Including direct ab work in your leg day routine helps build core strength. The decline plate crunch is an effective fitness leg day exercise for targeting the abs while engaging hip flexors. Holding a plate against your chest, focus on squeezing your abs for maximum engagement.

This exercise is a great addition to leg day exercises due to its synergy with other leg movements that require core stability. Engaging your core during leg exercises provides stability, helps protect the spine, and can improve form. Developing a strong core not only enhances performance but also reduces the risk of lower back injuries.

Program Overview: Ultimate Push Pull Legs

The Ultimate Push Pull Legs program is designed for those serious about building muscle and strength. This program divides workouts into three distinct categories: push, pull, and legs. Each category targets specific muscle groups, ensuring balanced development and recovery.

This structure allows for focused training sessions that maximize hypertrophy while minimizing fatigue. The program emphasizes compound movements for strength, supplemented by isolation exercises for muscle growth.

Key Features

  • Minimalist Approach: One hard set per week for major lifts like squats and deadlifts.
  • Back-off sets: Two additional lighter sets to enhance muscle engagement.
  • Variety of Exercises: A mix of compounds and isolations for comprehensive muscle development.
  • Flexible Scheduling: Options for four, five, or six training days per week.

Weekly Training Schedule

The weekly training schedule is structured to provide optimal recovery while promoting muscle growth.

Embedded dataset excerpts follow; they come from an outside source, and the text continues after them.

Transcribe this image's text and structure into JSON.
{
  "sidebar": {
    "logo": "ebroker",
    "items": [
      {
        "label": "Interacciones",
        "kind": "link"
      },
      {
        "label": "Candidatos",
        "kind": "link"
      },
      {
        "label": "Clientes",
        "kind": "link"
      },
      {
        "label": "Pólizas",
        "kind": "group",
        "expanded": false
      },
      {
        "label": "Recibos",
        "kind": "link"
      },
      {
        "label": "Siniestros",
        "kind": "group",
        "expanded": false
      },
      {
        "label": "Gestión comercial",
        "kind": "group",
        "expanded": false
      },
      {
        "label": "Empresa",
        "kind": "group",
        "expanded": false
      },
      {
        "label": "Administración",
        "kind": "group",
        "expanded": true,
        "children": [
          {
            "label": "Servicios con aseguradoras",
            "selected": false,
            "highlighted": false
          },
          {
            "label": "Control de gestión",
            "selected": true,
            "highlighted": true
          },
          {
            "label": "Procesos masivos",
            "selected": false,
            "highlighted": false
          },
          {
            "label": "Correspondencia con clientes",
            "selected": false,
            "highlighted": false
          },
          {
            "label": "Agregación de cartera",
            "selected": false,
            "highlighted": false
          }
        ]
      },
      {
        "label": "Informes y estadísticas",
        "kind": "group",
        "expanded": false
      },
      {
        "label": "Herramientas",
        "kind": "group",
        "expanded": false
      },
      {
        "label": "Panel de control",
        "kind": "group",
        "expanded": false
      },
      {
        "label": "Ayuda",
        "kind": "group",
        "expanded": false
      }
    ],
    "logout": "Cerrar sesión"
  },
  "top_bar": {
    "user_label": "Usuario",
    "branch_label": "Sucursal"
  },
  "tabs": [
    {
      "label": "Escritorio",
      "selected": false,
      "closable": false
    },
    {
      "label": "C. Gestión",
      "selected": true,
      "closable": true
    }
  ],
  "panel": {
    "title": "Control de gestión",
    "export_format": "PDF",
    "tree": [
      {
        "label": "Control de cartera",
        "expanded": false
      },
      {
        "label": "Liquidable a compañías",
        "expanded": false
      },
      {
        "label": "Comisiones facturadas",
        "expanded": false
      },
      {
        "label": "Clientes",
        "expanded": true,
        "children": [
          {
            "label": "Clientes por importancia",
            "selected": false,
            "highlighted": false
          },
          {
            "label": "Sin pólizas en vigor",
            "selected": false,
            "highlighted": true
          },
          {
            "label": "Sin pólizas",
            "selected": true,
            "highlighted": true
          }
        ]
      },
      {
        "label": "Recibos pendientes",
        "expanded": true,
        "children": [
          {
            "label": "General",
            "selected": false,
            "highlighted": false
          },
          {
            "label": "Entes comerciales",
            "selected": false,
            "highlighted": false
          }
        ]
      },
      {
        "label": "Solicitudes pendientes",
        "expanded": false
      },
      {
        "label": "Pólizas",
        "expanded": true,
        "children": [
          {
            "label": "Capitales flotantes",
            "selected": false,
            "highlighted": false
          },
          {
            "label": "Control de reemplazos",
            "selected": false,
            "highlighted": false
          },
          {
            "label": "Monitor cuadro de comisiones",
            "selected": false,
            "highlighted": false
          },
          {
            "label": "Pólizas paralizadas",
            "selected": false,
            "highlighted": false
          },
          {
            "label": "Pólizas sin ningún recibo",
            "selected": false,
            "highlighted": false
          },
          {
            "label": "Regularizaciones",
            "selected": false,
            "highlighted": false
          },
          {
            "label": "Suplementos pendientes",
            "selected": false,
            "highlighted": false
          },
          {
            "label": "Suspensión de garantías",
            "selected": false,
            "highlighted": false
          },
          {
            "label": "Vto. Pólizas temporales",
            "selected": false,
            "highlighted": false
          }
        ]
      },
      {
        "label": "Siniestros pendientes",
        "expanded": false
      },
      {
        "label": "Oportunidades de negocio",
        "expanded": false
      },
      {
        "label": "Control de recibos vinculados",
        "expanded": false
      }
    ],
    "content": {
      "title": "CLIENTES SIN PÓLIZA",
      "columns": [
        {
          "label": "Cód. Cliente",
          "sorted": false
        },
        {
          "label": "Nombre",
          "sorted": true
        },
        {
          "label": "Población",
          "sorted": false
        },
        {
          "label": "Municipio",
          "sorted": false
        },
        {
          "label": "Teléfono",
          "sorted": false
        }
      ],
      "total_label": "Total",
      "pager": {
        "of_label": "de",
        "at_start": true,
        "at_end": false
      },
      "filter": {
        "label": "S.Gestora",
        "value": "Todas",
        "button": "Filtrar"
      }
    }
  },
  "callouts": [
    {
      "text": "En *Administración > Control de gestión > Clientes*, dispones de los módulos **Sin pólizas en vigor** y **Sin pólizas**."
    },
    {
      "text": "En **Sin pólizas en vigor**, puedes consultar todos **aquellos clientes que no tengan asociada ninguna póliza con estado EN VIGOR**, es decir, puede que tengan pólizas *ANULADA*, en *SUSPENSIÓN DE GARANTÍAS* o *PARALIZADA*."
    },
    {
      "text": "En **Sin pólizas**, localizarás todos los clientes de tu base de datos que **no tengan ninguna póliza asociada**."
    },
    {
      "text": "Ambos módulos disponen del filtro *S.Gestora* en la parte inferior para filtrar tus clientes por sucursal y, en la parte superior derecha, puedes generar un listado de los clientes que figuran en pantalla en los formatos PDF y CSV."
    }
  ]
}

Here’s a basic outline:

  1. Day 1: Push
    1. Bench Press
    2. Overhead Press
    3. Incline Dumbbell Press
    4. Tricep Extensions
  2. Day 2: Pull
    1. Deadlift
    2. Pull Ups
    3. Barbell Rows
    4. Bicep Curls
  3. Day 3: Legs
    1. Squats
    2. Romanian Deadlifts
    3. Walking Lunges
    4. Leg Curls
  4. Day 4: Rest
  5. Day 5: Push
  6. Day 6: Pull
  7. Day 7: Legs

Safety and Precautions for Leg Day Exercises

Safety is paramount when performing leg day exercises. Here are essential tips to keep in mind:

  • Warm-Up Thoroughly: Prepare your muscles and joints before starting.
  • Focus on Form Over Weight: Perfect your technique to maximize effectiveness and avoid injury.
  • Listen to Your Body: If you experience pain during any exercise, stop and assess the issue.
  • Use Proper Equipment: Lifting belts or straps can support you during challenging leg day exercises.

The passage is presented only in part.